Pluto was an interesting and enigmatic object for decades after its discovery. Even with powerful telescopes, it was too small to be anything other than a blur. Until this year, the best pictures we had were from the Hubble Space Telescope, and those were just barely good enough to distinguish light and dark patterns.

Pixelated though they were, though, the Hubble images showed us that Pluto’s surface changes in time. That’s probably due to the nitrogen and methane atmosphere freezing onto the surface and sublimating (when a solid melts directly into a gas without becoming liquid) again. From then on, we saw Pluto as a dynamic place, with changes in season far slower but more dramatic than what we see on Earth.

Today we see Pluto’s surface is slightly reddish in color, probably due to chemical compounds known as tholins. Tholins are organic molecules—meaning they contain carbon atoms—produced when ultraviolet light from the Sun hits the methane in Pluto’s atmosphere. These molecules fall to the surface and form a kind of thin powder or sludge, depending on local conditions. “Tholin,” which derives from the Greek word for ink, comes to us from Carl Sagan and his coauthor, Bishun Khare.

In 1978, astronomer James Christy discovered Pluto’s big moon Charon, which is a fascinating world in its own right. Charon’s mass is roughly one-tenth of Pluto’s, making it by far the biggest satellite in proportion to the world it orbits in our Solar System. New Horizons has gotten really good views of Charon too, showing its surface to be dark gray, with craters and possible chasms deeper than the Grand Canyon.

Pluto’s other four moons—Nix, Kerberos, Hydra, and Styx—are much smaller. New Horizons will not see them clearly during its passage, so you can imagine them looking like this Maki Naro comic if you like.

But as I wrote last week, the biggest change in our understanding of Pluto may have come through the discovery of other worlds in the outer Solar System: Eris, Makemake, Haumea, Quaoar, and more. Thanks to new measurements, we know Pluto is the largest of those worlds, but Eris is the most massive. That means Pluto has more ice in its interior, making it less dense than Eris, which must have more rock in its makeup.

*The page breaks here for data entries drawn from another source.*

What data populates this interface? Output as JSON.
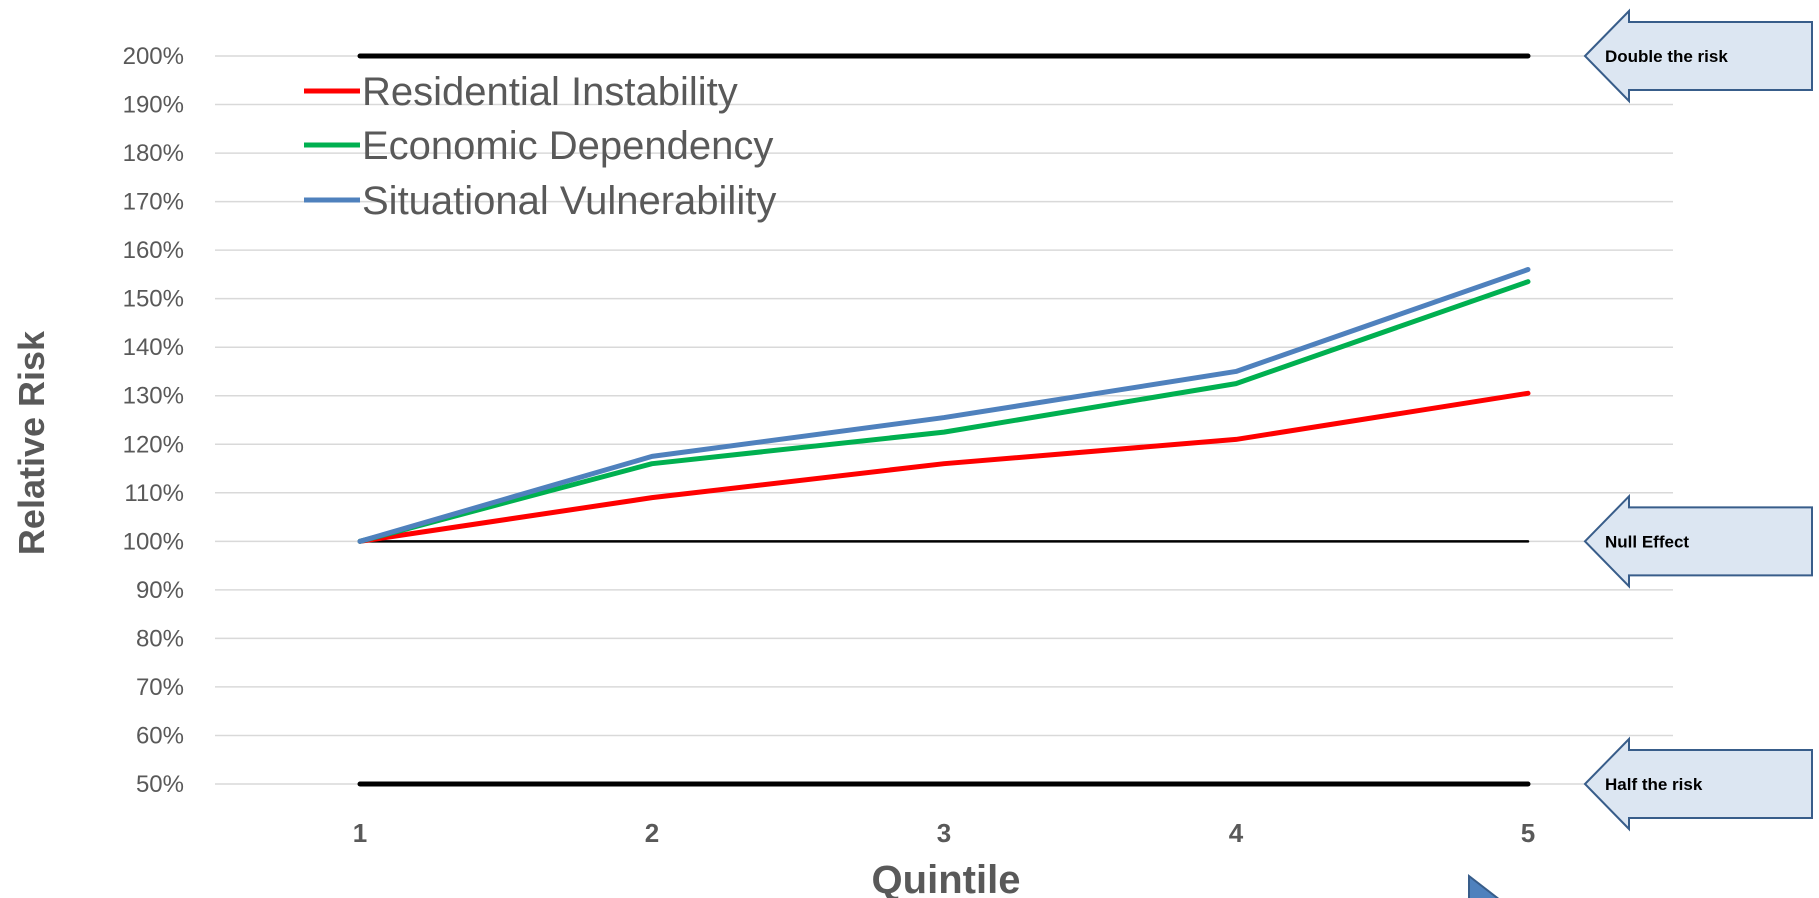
{
  "chart_data": {
    "type": "line",
    "xlabel": "Quintile",
    "ylabel": "Relative Risk",
    "categories": [
      "1",
      "2",
      "3",
      "4",
      "5"
    ],
    "y_ticks": [
      "50%",
      "60%",
      "70%",
      "80%",
      "90%",
      "100%",
      "110%",
      "120%",
      "130%",
      "140%",
      "150%",
      "160%",
      "170%",
      "180%",
      "190%",
      "200%"
    ],
    "ylim": [
      50,
      200
    ],
    "y_unit": "%",
    "grid": true,
    "legend_position": "top-left",
    "series": [
      {
        "name": "Residential Instability",
        "color": "#ff0000",
        "values": [
          100,
          109,
          116,
          121,
          130.5
        ]
      },
      {
        "name": "Economic Dependency",
        "color": "#00b050",
        "values": [
          100,
          116,
          122.5,
          132.5,
          153.5
        ]
      },
      {
        "name": "Situational Vulnerability",
        "color": "#4f81bd",
        "values": [
          100,
          117.5,
          125.5,
          135,
          156
        ]
      }
    ],
    "reference_lines": [
      {
        "value": 200,
        "label": "Double the risk",
        "color": "#000000"
      },
      {
        "value": 100,
        "label": "Null Effect",
        "color": "#000000"
      },
      {
        "value": 50,
        "label": "Half the risk",
        "color": "#000000"
      }
    ],
    "callout_fill": "#dce6f2",
    "callout_stroke": "#385d8a"
  }
}
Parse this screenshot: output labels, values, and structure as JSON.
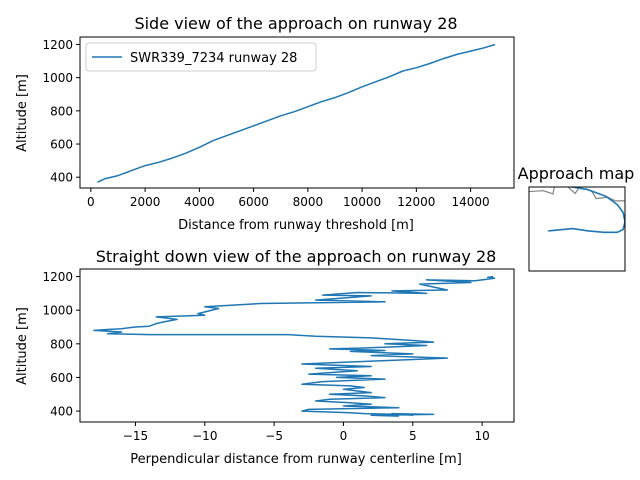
{
  "colors": {
    "series": "#1f77b4",
    "map_line": "#808080",
    "axes": "#000000",
    "background": "#ffffff"
  },
  "chart_data": [
    {
      "type": "line",
      "title": "Side view of the approach on runway 28",
      "xlabel": "Distance from runway threshold [m]",
      "ylabel": "Altitude [m]",
      "xlim": [
        -400,
        15600
      ],
      "ylim": [
        335,
        1245
      ],
      "xticks": [
        0,
        2000,
        4000,
        6000,
        8000,
        10000,
        12000,
        14000
      ],
      "xtick_labels": [
        "0",
        "2000",
        "4000",
        "6000",
        "8000",
        "10000",
        "12000",
        "14000"
      ],
      "yticks": [
        400,
        600,
        800,
        1000,
        1200
      ],
      "ytick_labels": [
        "400",
        "600",
        "800",
        "1000",
        "1200"
      ],
      "grid": false,
      "legend": "top-left",
      "series": [
        {
          "name": "SWR339_7234 runway 28",
          "x": [
            250,
            500,
            1000,
            1500,
            2000,
            2500,
            3000,
            3500,
            4000,
            4500,
            5000,
            5500,
            6000,
            6500,
            7000,
            7500,
            8000,
            8500,
            9000,
            9500,
            10000,
            10500,
            11000,
            11500,
            12000,
            12500,
            13000,
            13500,
            14000,
            14500,
            14900
          ],
          "y": [
            370,
            390,
            410,
            440,
            470,
            490,
            515,
            545,
            580,
            620,
            650,
            680,
            710,
            740,
            770,
            795,
            825,
            855,
            880,
            910,
            945,
            975,
            1005,
            1040,
            1060,
            1085,
            1115,
            1140,
            1160,
            1180,
            1200
          ]
        }
      ]
    },
    {
      "type": "line",
      "title": "Straight down view of the approach on runway 28",
      "xlabel": "Perpendicular distance from runway centerline [m]",
      "ylabel": "Altitude [m]",
      "xlim": [
        -19,
        12.3
      ],
      "ylim": [
        335,
        1245
      ],
      "xticks": [
        -15,
        -10,
        -5,
        0,
        5,
        10
      ],
      "xtick_labels": [
        "−15",
        "−10",
        "−5",
        "0",
        "5",
        "10"
      ],
      "yticks": [
        400,
        600,
        800,
        1000,
        1200
      ],
      "ytick_labels": [
        "400",
        "600",
        "800",
        "1000",
        "1200"
      ],
      "grid": false,
      "series": [
        {
          "x": [
            10.8,
            10.4,
            10.9,
            9.5,
            6.0,
            9.2,
            5.5,
            7.5,
            3.5,
            6.0,
            1.0,
            -1.5,
            2.0,
            -2.0,
            3.0,
            -6.0,
            -10.0,
            -9.0,
            -10.5,
            -10.0,
            -13.5,
            -12.0,
            -13.0,
            -13.5,
            -14.0,
            -15.0,
            -16.0,
            -17.0,
            -18.0,
            -16.0,
            -17.0,
            -14.0,
            -4.0,
            -2.0,
            2.0,
            3.0,
            5.0,
            6.5,
            3.0,
            6.0,
            1.5,
            -1.0,
            3.0,
            0.5,
            5.0,
            2.0,
            7.5,
            3.0,
            0.0,
            -3.0,
            2.0,
            -2.0,
            1.0,
            -2.5,
            2.0,
            -0.5,
            3.0,
            -1.5,
            -3.0,
            0.5,
            1.5,
            0.0,
            2.0,
            -1.0,
            1.5,
            3.0,
            -1.0,
            -2.0,
            0.5,
            2.0,
            0.0,
            4.0,
            -2.5,
            -3.0,
            0.5,
            1.5,
            4.0,
            5.0,
            3.5,
            6.5,
            2.0,
            4.0
          ],
          "y": [
            1200,
            1195,
            1190,
            1175,
            1180,
            1165,
            1155,
            1120,
            1115,
            1100,
            1105,
            1090,
            1085,
            1060,
            1050,
            1040,
            1020,
            1010,
            980,
            970,
            960,
            945,
            930,
            920,
            905,
            900,
            890,
            885,
            880,
            870,
            860,
            855,
            855,
            845,
            835,
            830,
            820,
            810,
            800,
            790,
            775,
            770,
            760,
            755,
            740,
            730,
            715,
            700,
            690,
            680,
            665,
            655,
            640,
            620,
            610,
            600,
            590,
            575,
            560,
            550,
            540,
            530,
            510,
            500,
            490,
            480,
            470,
            460,
            450,
            440,
            430,
            420,
            410,
            400,
            390,
            385,
            380,
            375,
            385,
            380,
            375,
            370
          ]
        }
      ]
    }
  ],
  "map": {
    "title": "Approach map",
    "shoreline": [
      [
        -1.0,
        0.22
      ],
      [
        0.15,
        0.08
      ],
      [
        0.25,
        0.15
      ],
      [
        0.27,
        -0.08
      ],
      [
        0.38,
        -0.05
      ],
      [
        0.48,
        0.14
      ],
      [
        0.52,
        0.02
      ],
      [
        0.65,
        0.08
      ],
      [
        0.7,
        0.25
      ],
      [
        0.82,
        0.22
      ],
      [
        0.9,
        0.3
      ],
      [
        1.0,
        0.3
      ],
      [
        1.2,
        0.28
      ]
    ],
    "track": [
      [
        0.2,
        0.95
      ],
      [
        0.45,
        0.9
      ],
      [
        0.62,
        0.95
      ],
      [
        0.78,
        0.98
      ],
      [
        0.92,
        0.98
      ],
      [
        0.98,
        0.92
      ],
      [
        1.0,
        0.75
      ],
      [
        0.98,
        0.55
      ],
      [
        0.92,
        0.38
      ],
      [
        0.8,
        0.2
      ],
      [
        0.6,
        0.05
      ],
      [
        0.45,
        0.0
      ],
      [
        0.3,
        -0.05
      ]
    ]
  }
}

Why is that important? Objects like Pluto are fairly pristine leftovers from the early days of the Solar System. Seeing what they are composed of tells us a lot about how the primordial chemical components were spread around. It’s a mystery why two objects in a similar part of the Solar System should have wildly different compositions, the kind of mystery that makes scientists very happy.

This is just a little of what we’ve learned about Pluto and its moons in 85 years. The images that New Horizons is taking today will be as detailed as satellite photos of Earth, though the flight path won’t give us a complete map of Pluto to that level. Scientists will have a lot more to look at and think about in the coming days.